Lo esencial para ellos, eternos lectores de El pequeño príncipe (cuando no de El príncipe, de Maquiavelo), es todo aquello que debe permanecer invisible a los ojos. Lo esencial es la omisión, el ocultamiento. La elipsis del horror que implica no asumir responsabilidad: no pedir disculpas. Y es que de eso debería tratarse, si me permiten citar el tweet del jacobino viceministro, cuando hablamos “de respetar y soñar con todos los buenos, en honor a Martí”.

El Ministerio de Cultura, en nombre del gobierno cubano, debería pedir disculpas a Mike Porcel, por todos los daños físicos y psicológicos provocados, por entorpecer y saquear su obra. Pero no sólo a Mike Porcel, sino a todos los artistas censurados, violentados, condenados al ostracismo o a destinos más terribles. Pero no sólo a los artistas, sino a todo ciudadano cuya vida se ha visto lacerada, agredida o limitada por la constante tergiversación y resquebrajamiento de su cultura, del patrimonio sensible de la nación.

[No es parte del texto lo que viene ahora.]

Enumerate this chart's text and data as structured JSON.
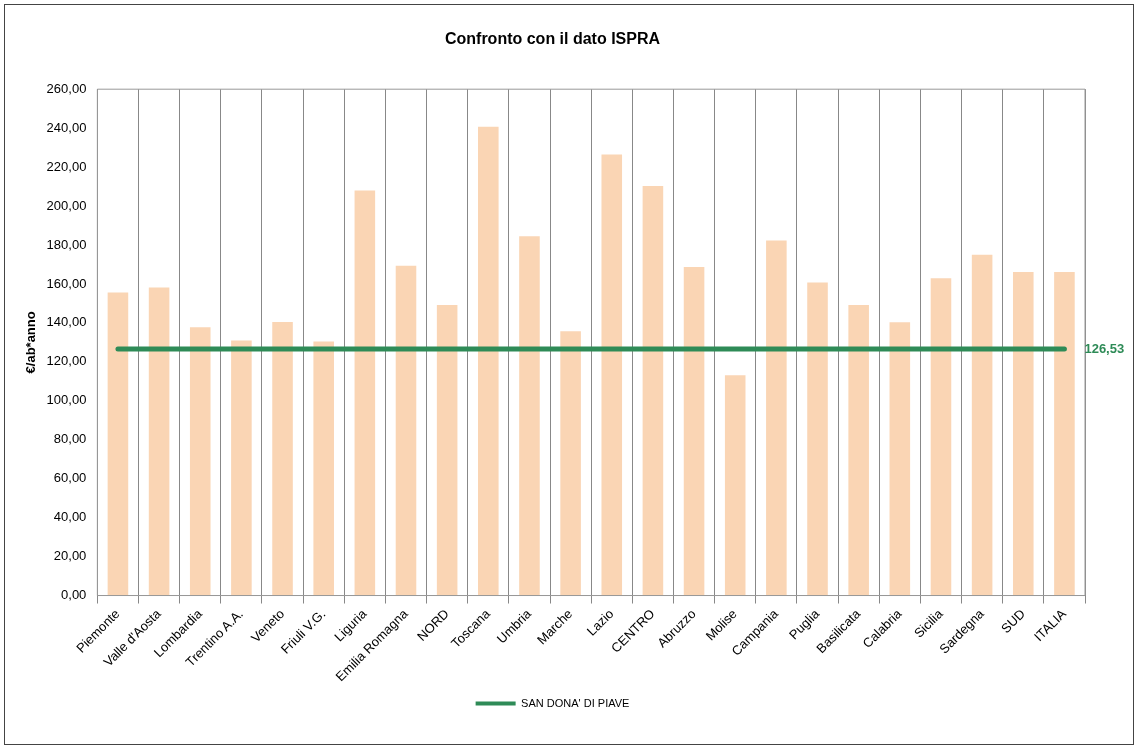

Le cuento todo esto a Mike, quien recibe sin mucho asombro las nuevas noticias. Él hace años no espera nada de este gobierno. Que se disculpen, me escribe, “sería un acto de decencia, pero eso no existe para ellos; la disculpa oficial se la deben a muchos talentosos cubanos que ya han muerto”. Pienso en unos versos suyos: “somos dioses errantes, entre la impermanencia de un viento sordo que no oye nuestra queja; dioses perdidos, pero dioses al fin”. Le digo que pienso escribir este texto, y me pide, tácitamente, que no me busque más problemas de los que ya tengo. Me dice que está en deuda de gratitud conmigo, con Fernando, pero él no sabe que la deuda la tenemos nosotros. “Esa es la disculpa que me gustaría escuchar, a ustedes, a vuestra generación”, se despide. Y me envía su abrazo.